I stepped away from print design for a while and forget somethings and I have rush job.

With latest version of adobe illustrator and setting up CMYK gradient's to transparent on top of other CMYK colors. Do I need to check the "Overprint Fill" when setting up the gradients? Or is this just for PMS colors?

(When I built the PDF so far I did not get any transparency alerts)

Also do I need to label the swatch as a process color?

  • Colors in process printing knock out all colors below them, otherwise they would mix and create new colors. A transparent gradient means it goes from colors to....nothing. The nothing does not knock out what's below it. You don't want anything overprinting (mixing) with anything else in the scenario you described.
    – user8356
    Commented Apr 21, 2022 at 20:08

1 Answer 1


Transparency is only an issue with spot colors (as the warning states). that's why you won't see the warning when working with CMYK objects.

If you don't want colors to darken due to overprinting, don't set things to overprint.
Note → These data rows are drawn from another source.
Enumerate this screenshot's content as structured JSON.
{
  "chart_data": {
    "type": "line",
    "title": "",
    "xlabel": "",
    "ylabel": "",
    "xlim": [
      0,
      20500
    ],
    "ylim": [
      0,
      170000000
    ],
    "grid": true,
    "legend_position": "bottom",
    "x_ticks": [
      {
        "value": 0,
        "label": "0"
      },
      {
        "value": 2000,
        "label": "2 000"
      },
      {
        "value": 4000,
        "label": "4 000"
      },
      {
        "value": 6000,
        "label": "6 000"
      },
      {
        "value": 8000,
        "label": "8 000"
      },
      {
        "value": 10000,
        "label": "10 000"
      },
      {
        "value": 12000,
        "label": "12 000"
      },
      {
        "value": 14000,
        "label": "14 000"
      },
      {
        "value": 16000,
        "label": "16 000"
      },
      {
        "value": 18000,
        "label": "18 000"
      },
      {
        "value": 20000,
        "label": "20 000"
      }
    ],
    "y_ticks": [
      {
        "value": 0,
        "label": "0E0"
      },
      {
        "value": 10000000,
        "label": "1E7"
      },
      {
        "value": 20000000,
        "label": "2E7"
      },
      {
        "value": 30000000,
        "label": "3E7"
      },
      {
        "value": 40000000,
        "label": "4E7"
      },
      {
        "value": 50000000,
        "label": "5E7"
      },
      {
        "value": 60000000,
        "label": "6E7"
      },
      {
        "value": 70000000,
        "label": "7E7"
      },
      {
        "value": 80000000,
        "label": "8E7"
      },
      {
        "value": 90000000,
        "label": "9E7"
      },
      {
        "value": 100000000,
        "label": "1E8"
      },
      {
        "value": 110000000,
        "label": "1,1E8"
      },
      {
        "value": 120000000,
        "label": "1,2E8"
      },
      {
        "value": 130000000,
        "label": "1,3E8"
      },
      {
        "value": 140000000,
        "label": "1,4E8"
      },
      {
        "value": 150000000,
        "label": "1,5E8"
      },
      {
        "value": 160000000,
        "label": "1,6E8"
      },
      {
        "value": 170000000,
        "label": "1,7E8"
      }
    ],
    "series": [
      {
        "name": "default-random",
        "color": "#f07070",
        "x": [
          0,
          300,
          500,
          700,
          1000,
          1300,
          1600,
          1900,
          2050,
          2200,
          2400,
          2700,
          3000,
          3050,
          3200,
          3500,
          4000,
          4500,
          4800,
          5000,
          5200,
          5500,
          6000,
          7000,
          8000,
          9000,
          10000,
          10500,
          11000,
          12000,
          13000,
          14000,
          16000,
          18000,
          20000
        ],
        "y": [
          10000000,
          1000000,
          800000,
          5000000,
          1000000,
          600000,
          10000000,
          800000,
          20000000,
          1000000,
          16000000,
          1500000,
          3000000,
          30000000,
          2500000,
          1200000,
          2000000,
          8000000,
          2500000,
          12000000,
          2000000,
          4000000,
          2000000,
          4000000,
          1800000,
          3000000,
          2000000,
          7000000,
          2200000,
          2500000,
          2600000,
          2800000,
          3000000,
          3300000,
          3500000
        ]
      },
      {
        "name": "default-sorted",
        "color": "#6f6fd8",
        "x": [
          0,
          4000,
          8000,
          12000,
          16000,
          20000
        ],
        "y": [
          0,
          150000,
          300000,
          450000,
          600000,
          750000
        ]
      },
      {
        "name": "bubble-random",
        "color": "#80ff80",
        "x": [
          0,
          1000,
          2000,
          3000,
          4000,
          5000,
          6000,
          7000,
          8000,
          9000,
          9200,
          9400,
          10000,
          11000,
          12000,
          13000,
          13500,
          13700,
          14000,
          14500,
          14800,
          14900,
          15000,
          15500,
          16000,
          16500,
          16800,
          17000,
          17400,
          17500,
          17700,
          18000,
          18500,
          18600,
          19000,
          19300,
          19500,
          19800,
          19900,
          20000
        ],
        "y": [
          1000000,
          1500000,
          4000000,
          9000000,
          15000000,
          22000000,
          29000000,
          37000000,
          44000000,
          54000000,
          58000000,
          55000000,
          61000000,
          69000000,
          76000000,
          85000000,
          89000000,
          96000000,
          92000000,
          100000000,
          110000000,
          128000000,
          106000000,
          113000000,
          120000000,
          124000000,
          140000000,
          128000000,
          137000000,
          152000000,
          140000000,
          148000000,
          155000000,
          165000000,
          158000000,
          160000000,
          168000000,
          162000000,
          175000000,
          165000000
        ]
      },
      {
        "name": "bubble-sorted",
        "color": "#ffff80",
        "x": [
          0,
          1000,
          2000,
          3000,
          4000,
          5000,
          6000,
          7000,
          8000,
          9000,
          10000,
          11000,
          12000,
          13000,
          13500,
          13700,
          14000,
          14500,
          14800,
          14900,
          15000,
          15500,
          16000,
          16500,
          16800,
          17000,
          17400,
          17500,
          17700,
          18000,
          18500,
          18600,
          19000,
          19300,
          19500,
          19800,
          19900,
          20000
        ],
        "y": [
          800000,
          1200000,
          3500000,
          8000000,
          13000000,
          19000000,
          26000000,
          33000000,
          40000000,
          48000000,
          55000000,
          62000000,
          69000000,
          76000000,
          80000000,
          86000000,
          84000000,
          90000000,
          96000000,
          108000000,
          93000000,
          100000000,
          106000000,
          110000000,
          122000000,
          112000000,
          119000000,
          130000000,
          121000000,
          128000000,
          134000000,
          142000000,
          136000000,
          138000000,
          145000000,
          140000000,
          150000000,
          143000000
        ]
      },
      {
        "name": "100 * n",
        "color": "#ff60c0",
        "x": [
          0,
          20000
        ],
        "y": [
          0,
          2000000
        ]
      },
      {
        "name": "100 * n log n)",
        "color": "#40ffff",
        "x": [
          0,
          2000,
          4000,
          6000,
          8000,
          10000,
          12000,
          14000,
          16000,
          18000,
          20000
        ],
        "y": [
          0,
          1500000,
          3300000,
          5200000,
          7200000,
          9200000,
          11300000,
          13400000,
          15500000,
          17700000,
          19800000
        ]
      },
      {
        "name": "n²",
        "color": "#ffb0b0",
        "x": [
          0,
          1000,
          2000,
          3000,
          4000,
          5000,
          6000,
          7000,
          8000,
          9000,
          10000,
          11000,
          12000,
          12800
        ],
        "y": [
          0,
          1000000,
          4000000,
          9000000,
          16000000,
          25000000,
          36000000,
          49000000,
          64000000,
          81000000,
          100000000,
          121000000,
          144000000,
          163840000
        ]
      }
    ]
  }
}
There's no requirement to set CMYK objects to overprint, gradient or not.

The overprinting you are remembering is for when trying to create a gradient from one spot color to another spot color and has nothing to do with CMYK objects.

The swatch part of the question is a bit unclear as to the motivation...

If you used a spot color swatch then its basic structure needs to be changed to separate as process colors and not a spot color.

The name of any process color swatch means nothing for production. It doesn't matter what the swatches are named, they will separate out to CMYK regardless. But the swatch should be set as a process color swatch (which non-spot color swatches are by default). If you started with a spot color swatch then you need to alter the swatch to be a process swatch in the Swatch Options. Swatches set to spot will generate separate plates when output - you don't want that for process color jobs.